La production algérienne en matière de dessins animés est quasi inexistante. Une tentative de la société Numédias de créer une série sur l'Emir Abdelkader et les débuts de la colonisation a avorté, faute de moyens. « Il faut produire à l'international », affirme Yacef el Hocine, troisième compère embarqué dans l'aventure. Il parle avec l'expérience de La Bataille d'Alger de Gillo Pontecorvo, film qu il a produit avec son frère Yacef Saâdi. « L'Algérie est le seul pays du Tiers-Monde à avoir raflé toutes les plus grandes distinctions dans le cinéma mondial : la Palme d'or avec Chronique des années de braise de Mohamed Lakhdar Hamina, le Lion d'or avec La Bataille d'Alger, des Oscars avec Z de Costa Gavras… Il n'y a aucune raison pour que nous ne soyons pas leaders dans le dessin animé. Il faut juste la volonté de le faire. » 

Et de la ténacité pour surmonter les difficultés, comme celles rencontrées par René Borg pour vendre son personnage Joha ou Djhaa. Ce petit bonhomme emblématique du bassin méditerranéen qui fait son apparition dès le VIe siècle en Tunisie, Egypte, Algérie, Malte jusqu'en Iran avec ses contes humoristiques. 
René Borg a déjà en boîte dix-neuf épisodes, mais la confrontation avec le marché occidental s'est conclue en choc des civilisations. Au festival du MIP-TV à Cannes en France, un producteur mondialement connu m'a hurlé : « Fous le camp de mon stand, je ne veux rien voir, ton Djhaa c'est Khomeiny ! » 
Le réalisateur préfère rester optimiste : « Toute la culture que portent les nations arabes et musulmanes est un trésor pour le dessin animé. Un atelier de production algérien pourrait même sous-traiter pour de grandes productions européennes et créer des emplois », affirment les concepteurs du projet. 

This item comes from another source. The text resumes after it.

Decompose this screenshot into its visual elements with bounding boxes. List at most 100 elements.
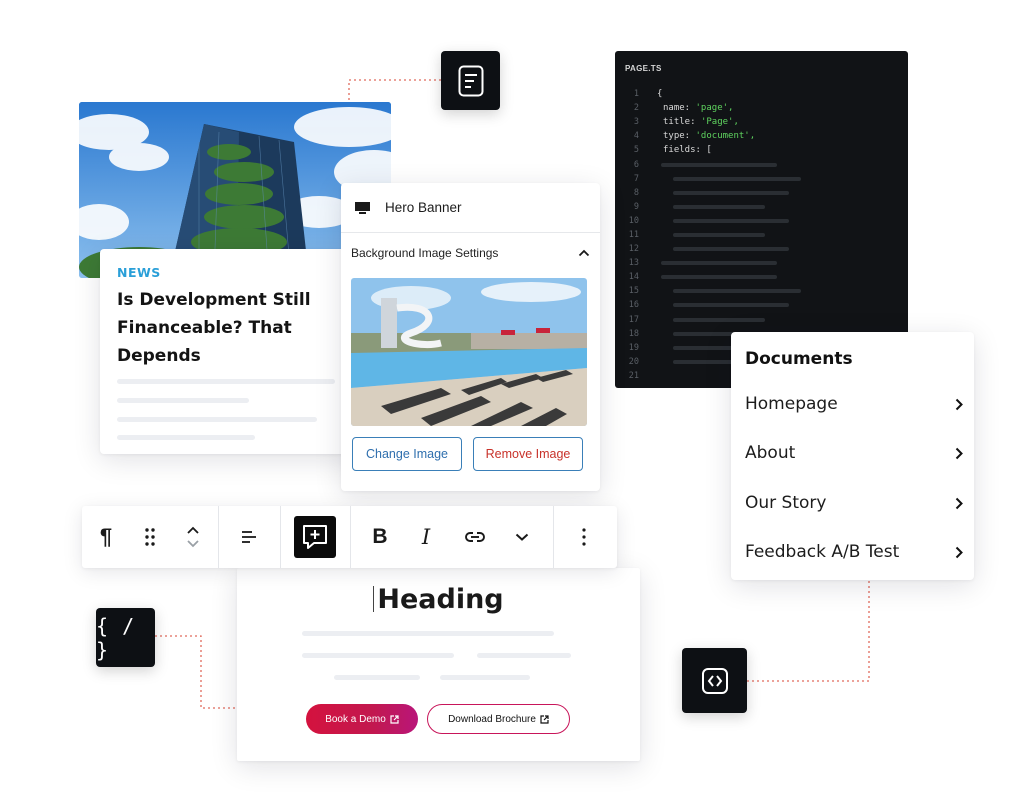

Reste à trouver un partenaire. Jusqu'à présent, l'Ecole des beaux-arts d'Alger, pressentie pour collaborer à la création d'un département de dessins animés, tend une oreille polie mais reste prudente. « Il faut mener l'idée à maturité, rien n'est encore arrêté quant au statut de l'école qui pourrait tout aussi bien être un département ou une filière au sein de l'Ecole des beaux-arts », prévient Nacer Kaceb, son directeur. La balle est désormais dans le camp des autorités.